"Oho! It's the girls, is it? And what do you expect to get for them out of all this fussification, eh?" He stood in the doorway now between the two rooms, smiling down at her, his eyes twinkling with amusement. "Are you going to marry Connie off to the vicar?"
"You needn't pretend to be stupid when you aren't," snapped Mrs. Hammond. When she saw him in a good temper she could sometimes take a holiday from her habitual patience.
She began to gather up her rings, and slip them one after the other on to her white fingers. Here was the diamond half-hoop, her engagement ring. Arthur had been generous but unoriginal. Here was the emerald that he had bought during their honeymoon. Here, the ruby set between two splendid pearls that he had bought her after that affair. She twisted it round on her finger reflectively. Her gentle face hardened. From the dressing-room she could hear her husband jingling pencils, pennies and his watch, as he transferred them from the chest to his pockets. "Does he still keep her photograph in his watch case?" she wondered. That would be like Arthur, to repent extravagantly, and then to keep one little trace of his misdeed to sigh over.

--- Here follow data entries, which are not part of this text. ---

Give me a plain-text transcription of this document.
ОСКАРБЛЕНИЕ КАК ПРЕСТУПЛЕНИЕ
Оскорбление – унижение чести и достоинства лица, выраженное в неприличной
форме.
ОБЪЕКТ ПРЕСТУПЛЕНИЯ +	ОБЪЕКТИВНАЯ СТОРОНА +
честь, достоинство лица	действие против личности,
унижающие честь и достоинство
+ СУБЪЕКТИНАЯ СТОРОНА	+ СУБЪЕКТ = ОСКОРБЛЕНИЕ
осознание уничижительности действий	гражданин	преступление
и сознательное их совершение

Mrs. Hammond was not a sentimentalist. She clapped the ruby ring down on top of the emerald and diamond, and smiled faintly without too much bitterness as she heard the faint whirring sound of Arthur winding up his watch. It was his inevitable prelude to descent for breakfast.
"You'll order some more Burgundy, Arthur, won't you?"
"Better have a few bottles of fizz up while we're about it, hadn't we?" Mr. Hammond was dressed and disposed to take the world and the dinner-party more seriously. Like many middle-aged men he laid aside maturity with his clothes, and looked like a schoolboy in pyjamas, feeling like one too.
"Not champagne, I think, Arthur. We don't want to be thought ostentatious. Things must be right."
Reluctantly he agreed. Though his taste in parties differed from hers, he had to admit that in these things she was right. Although he chaffed her, he paid this tribute of acknowledgment to the long years of patient sowing of the social ground in Marshington until now at last the Neales were ripe for harvest.
Half amused at the object of her ambition, pleased to allow her to please herself if that did not interfere with his comfort, proud that she was successful in the quest that she had undertaken, Arthur Hammond went downstairs to order some more of the best Burgundy.